Wednesday, November 17, 2010

Nonprofits: When to tell donors to go to hell

Nonprofits: Don't get shafted!
Sometimes a gift ain't worth the grief
by Stephen L. Goldstein, email:

Forewarned is forearmed: Fundraisers are in the business of raising money. But you should never put yourself or your nonprofit at risk of being taken in by a donor. Everyone salivates at the prospect of any contribution. There's nothing like the thrill of telling your boss that you've landed a major contribution--or announcing one at a board meeting. So naturally, you never want to say No to a gift or discourage a potential donor--except when you have to.

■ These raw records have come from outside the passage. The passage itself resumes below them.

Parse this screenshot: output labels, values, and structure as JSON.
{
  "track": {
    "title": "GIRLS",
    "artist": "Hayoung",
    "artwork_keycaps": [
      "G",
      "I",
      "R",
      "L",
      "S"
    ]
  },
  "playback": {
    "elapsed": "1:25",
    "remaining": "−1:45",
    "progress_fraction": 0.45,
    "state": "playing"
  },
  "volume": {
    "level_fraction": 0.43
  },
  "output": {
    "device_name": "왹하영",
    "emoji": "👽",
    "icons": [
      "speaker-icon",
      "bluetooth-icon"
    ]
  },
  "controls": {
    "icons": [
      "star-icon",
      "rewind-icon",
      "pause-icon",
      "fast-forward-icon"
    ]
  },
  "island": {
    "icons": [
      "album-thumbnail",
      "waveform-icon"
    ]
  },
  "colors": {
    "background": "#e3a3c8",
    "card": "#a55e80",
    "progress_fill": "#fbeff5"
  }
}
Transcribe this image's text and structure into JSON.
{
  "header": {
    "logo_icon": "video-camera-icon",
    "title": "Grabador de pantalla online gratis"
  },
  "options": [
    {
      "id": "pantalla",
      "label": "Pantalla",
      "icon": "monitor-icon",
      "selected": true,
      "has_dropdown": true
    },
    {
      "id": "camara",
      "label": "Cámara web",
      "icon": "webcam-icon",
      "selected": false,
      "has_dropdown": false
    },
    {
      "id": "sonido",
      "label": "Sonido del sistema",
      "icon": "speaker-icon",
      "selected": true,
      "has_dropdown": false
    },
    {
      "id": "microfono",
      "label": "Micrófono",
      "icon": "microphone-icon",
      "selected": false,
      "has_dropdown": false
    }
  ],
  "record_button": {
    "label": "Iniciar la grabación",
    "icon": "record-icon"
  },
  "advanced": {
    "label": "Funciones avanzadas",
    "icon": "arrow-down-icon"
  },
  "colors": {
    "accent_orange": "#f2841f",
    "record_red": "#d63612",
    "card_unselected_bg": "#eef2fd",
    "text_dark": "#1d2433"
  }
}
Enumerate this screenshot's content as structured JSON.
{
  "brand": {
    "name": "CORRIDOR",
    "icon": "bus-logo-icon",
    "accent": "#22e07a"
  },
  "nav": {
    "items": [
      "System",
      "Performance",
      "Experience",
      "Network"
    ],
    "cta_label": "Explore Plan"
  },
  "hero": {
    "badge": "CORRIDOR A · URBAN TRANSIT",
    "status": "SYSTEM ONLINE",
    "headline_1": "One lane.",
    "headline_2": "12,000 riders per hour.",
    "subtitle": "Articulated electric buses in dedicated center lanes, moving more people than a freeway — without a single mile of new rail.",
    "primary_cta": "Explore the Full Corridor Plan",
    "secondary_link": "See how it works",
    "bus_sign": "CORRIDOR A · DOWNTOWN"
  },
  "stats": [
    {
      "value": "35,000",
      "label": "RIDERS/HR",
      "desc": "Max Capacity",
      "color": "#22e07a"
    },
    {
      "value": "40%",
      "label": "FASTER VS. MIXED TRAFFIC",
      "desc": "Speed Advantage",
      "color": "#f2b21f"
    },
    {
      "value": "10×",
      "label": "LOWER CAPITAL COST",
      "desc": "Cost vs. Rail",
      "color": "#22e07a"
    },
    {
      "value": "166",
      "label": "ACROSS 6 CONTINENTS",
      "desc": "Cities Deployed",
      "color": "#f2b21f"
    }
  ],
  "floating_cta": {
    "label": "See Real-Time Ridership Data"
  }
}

Here are some tips to follow so you don't wind up with the short end of the stick:

1. Never take a verbal promise for any gift, especially if an amount is pledged over time. You must have legally binding documents to support your claims to a funder's contribution. If an amount is to be paid after a donor's death, you will be in major trouble if you haven't dotted ever i and crossed every t in your favor.

2. Never publicize a gift until you have received it in full or until you have an unshakable agreement for it's being paid--and I mean UNSHAKABLE. Resist the temptation to talk about or formally publicize a gift until it has been signed, sealed, and delivered. It is only natural for you to want to shout about receiving a gift--particularly a major one. But don't make the potentially fatal mistake of rushing into publicity.

3. Never accept a gift that costs your nonprofit more than its worth. For example, the restrictions that a donor may place on a contribution or the liabilities that may come with it may make it necessary for you to incur expenses that you would not have had otherwise. A gift of a collection of ancient coins to a historical museum may be interesting but impractial to receive because of prohibitive insurance costs. Sometimes, you must say No.

4. When a donation clearly benefits the donor more than your nonprofit, sometimes a simple NO isn't the answer. If someone tries to pressure you, someone higher up in your organization, or a board member, sometimes, you've got to tell them to go to hell. People who would try to use a nonprofit for their financial advantage don't deserve better.